Herr Bohmeyer, Sie selbst haben 4 Jahre lang ein bedingungsloses Grundeinkommen bezogen, also monatliche Geldzahlungen ohne Gegenleistung. Wie war das?
Zunächst dachte ich: Cool, Geld ohne Arbeit! Aber dann stellte ich fest: Es war ein schreckliche Quälerei! Ohne einen Arbeitsplatz und die dazugehörige Existenzangst war ich einfach nicht mehr ich. Jeden Tag musste ich mich neu fragen, wie ich leben und arbeiten will. Es war ja plötzlich alles möglich! Meine Neugier hat mich nicht mehr zur Ruhe kommen lassen. Ich wurde zwar entspannter mit meinem Kind, aber das tanzt mir jetzt auf der Nase rum. Aber das schlimmste war, dass ich auf einmal die Welt verändern wollte. Dabei lernen wir ja nicht ohne Grund schon früh, dass das nicht geht. Durch das Grundeinkommen konnte ich das einfach nicht mehr klar sehen. Heute weiß ich: Die größte Qual ist die Freiheit. Und was hilft besser dagegen, als staatlich kontrollierte Unterstützung?

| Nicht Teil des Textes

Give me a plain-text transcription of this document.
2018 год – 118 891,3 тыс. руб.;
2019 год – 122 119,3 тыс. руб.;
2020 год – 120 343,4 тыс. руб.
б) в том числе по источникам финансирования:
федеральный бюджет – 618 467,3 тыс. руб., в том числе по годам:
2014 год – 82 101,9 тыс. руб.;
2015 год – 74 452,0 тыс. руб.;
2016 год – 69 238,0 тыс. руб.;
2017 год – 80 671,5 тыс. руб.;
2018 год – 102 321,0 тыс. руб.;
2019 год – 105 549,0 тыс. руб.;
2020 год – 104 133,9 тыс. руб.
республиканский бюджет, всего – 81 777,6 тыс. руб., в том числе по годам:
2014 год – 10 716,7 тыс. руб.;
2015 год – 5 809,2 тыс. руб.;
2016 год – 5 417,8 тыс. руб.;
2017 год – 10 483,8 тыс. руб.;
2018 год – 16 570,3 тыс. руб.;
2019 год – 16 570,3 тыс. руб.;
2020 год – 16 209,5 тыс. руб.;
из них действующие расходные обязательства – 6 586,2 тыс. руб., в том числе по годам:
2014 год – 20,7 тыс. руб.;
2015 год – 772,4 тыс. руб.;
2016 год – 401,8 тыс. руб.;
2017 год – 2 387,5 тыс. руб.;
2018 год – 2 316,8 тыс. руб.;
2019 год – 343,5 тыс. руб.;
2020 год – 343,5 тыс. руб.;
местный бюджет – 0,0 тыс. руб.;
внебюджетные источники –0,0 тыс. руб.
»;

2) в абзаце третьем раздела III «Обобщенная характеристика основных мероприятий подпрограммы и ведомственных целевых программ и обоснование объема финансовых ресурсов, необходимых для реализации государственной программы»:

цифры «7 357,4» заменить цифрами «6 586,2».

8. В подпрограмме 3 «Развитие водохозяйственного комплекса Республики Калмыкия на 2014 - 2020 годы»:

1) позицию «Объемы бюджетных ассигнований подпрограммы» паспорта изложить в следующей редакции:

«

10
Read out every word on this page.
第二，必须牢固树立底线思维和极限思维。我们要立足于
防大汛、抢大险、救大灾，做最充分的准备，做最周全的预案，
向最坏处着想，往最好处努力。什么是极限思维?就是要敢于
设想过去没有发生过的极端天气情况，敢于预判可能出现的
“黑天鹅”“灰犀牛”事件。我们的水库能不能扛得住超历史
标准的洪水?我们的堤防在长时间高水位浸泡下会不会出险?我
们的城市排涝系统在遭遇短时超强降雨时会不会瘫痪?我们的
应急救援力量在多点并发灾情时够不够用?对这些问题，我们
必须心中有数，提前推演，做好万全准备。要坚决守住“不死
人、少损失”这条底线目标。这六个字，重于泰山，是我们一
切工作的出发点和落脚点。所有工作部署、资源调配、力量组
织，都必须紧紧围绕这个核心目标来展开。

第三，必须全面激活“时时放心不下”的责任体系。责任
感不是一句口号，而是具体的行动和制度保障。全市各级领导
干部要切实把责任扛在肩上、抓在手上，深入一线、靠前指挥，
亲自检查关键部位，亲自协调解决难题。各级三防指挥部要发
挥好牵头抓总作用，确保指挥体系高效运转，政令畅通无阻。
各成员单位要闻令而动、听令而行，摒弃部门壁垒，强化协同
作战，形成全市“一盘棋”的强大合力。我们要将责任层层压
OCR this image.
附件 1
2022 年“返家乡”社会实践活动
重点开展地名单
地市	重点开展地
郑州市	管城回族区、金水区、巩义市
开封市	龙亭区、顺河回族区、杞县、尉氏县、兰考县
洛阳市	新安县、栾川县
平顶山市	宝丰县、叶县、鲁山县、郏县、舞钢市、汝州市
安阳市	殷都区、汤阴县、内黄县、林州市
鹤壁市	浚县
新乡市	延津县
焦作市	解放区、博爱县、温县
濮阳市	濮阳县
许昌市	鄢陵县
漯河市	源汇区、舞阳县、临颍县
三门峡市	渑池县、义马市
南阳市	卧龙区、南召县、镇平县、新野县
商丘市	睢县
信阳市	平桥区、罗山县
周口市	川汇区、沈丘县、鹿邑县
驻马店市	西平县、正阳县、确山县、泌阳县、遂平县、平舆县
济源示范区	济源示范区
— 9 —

Ist das der Grund, warum “Mein Grundeinkommen” jetzt seine Strategie ändert?
Ja! Wir sind aus unserer Gutmenschen-Naivität aufgewacht. Die Menschen wollen kein Recht auf Einkommen. Sie wollen ein Recht auf Arbeit. Was für Arbeit sie tun, für wen und warum, ob sie wirklich passt, wie viele Stunden, an welchem Ort, ob man sich nochmal umentscheiden kann – das ist eigentlich egal. Vor allem wollen die Leute nicht alleine gelassen werden! Das hat Berlins Bürgermeister Michael Müller erkannt und er hat uns dazu inspiriert realistischer zu werden. Wir verlosen deswegen jetzt keine Bedingungslosen Grundeinkommen mehr, sondern solidarische Hartz-4-Jobs, wie es Müller in seinem Konzept vorsieht.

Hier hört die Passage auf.